Modernlik ve Ahlâk Düzeni
Modernliğin tanımıyla kitabına giriş yapan Taylor daha sonra, modernliğin getirdiği yeni ahlak düzenini, Grotius ve Locke gibi doğal hukuk kuramcıları üzerinden tanımlar. Modern düzen fikri çeşitli etik fikirlerle ilişkili olsa da asıl ortaya çıkışı modern doğal hukuk kuramının getirdiği siyasi ve ahlaki düzen anlayışıyla kurulmuştur. Doğal hukuk kuramcılarının öncü ismi Grotius, hukuka yeni bir boyut getirmiş ve onu Tanrı iradesinden bağımsız bir şekilde konumlandırmıştır. “Grotius, siyasi toplumun temelindeki normatif düzeni onu oluşturan üyelerin doğasına dayandırır. İnsanlar akılcı, barış zamanında müşterek menfaatleri uğruna iş birliği yapmaya gönüllü, ilişki kurabilir faillerdir”. Grotius’un bu düşüncesine göre toplum, belirli bir ahlaki düzen çerçevesinde bir araya gelerek siyasi bir varlık oluşturan bireylerden ibarettir.

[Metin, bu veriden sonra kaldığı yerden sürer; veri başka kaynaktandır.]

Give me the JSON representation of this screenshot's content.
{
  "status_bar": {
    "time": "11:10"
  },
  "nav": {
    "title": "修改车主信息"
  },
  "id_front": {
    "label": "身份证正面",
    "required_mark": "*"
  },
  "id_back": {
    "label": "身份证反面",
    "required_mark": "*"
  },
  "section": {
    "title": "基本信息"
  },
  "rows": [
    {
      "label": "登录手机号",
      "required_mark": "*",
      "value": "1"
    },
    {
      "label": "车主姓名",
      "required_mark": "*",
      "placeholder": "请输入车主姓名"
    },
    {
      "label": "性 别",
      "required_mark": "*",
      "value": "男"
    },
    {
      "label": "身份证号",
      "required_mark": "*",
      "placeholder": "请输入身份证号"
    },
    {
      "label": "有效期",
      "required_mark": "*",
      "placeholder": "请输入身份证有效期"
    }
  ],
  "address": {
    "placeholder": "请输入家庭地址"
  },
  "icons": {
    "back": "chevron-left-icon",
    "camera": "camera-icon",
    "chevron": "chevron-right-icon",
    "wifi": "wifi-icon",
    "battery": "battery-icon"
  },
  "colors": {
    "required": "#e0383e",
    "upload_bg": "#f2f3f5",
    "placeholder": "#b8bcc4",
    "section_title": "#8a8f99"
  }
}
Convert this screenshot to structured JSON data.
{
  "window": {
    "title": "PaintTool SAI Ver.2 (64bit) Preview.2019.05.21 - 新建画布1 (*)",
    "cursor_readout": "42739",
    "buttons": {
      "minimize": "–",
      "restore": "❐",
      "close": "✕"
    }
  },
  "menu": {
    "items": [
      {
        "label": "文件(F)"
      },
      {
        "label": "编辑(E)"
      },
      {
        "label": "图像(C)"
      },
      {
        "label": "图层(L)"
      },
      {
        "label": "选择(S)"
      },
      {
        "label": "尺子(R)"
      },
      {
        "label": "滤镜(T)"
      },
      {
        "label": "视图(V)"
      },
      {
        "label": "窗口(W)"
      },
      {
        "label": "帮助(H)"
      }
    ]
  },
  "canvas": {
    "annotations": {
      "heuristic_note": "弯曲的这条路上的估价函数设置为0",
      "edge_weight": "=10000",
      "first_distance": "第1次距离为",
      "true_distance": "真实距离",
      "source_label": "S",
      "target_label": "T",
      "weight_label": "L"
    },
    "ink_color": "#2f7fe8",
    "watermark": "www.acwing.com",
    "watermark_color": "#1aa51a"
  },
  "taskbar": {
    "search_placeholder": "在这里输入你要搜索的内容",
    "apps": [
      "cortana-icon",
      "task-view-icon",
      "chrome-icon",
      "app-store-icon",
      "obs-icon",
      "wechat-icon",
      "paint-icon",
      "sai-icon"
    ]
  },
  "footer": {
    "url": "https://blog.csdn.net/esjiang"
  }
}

Bu ahlaki düzen doğadan gelir ve insanların birbirine karşı sorumlulukları vardır. Bu ahlak düzeninin insanların güvenlik ihtiyacını en çok hissettiği doğadan gelmesi sebebiyle insanlar ortak bir karara vararak birbirlerine karşı belirli ahlaki sınırlar koyarlar. Grotius’un bu kuramı sonucunda siyasi meşruiyet insanların ortak rızasına dayandırılır fakat bu kuram hükümetlerin varlığını ya da yetkilerini sorgulamak için ortaya atılmamıştır. Aksine bu kuramın amacı devlete karşı çıkarılan isyanların nedenlerini ortadan kaldırıp, zaten bu hükümetin halkın rızası sonucu ortaya çıktığını kabullendirmektir.
Siyasi meşruiyetin rızaya dayandırılması, var olan hükümetin egemenliğinin sorgulanması için değil, aksine, egemenliğinin güçlendirilmesi ve meşruiyet temelinin sağlama alınması için ortaya atılmıştır. Locke'a kadar bu durum böyle idi. Locke ise bu kurama hükümete başkaldırı ya da onu sınırlama hakkını eklemiştir. "İktidar karşısında cidden hak iddiasında bulunulabilecektir artık". Bunu da çalışkan ve rasyonal insan başarabilecektir. Bu sebeple insan çalışkan ve rasyonal olmalıdır. Çünkü Tanrı’nın ona verdiği akıl ve disiplin yeteneği ile birlikte insan, yaşadığı düzeni değiştirme ve geliştirme kudretine de sahiptir. “Disiplin ve ilerleme etiği, bizatihi Tanrı'nın tasarladığı doğal düzenin bir gereğidir. Düzenin insan iradesince dayatılması onun tasarımının gereğidir”. Locke’un kuramına göre insanlar siyasi toplumu oluştururken belirli bir ittifak halinde hareket ederler ve bu durum tamamen Tanrı’nın tasarımına uygun bir şekilde gerçekleşir, yani olağanüstü bir durum söz konusu değildir, her şey düzenli bir şekilde ilerler. Locke’un kötü hükümetlere karşı devrim hakkı tanıyan bu kuramı, çıkar sahiplerinin halk adına hareket ettiği iddiasında bulunarak kendi iktidarını meşrulaştırmasına sebep olmuştur, yani bu kuram ortaya çıktığı dönemdeki gibi kalmayıp, farklı çıkar gruplarının amaçlarına hizmet etmiştir.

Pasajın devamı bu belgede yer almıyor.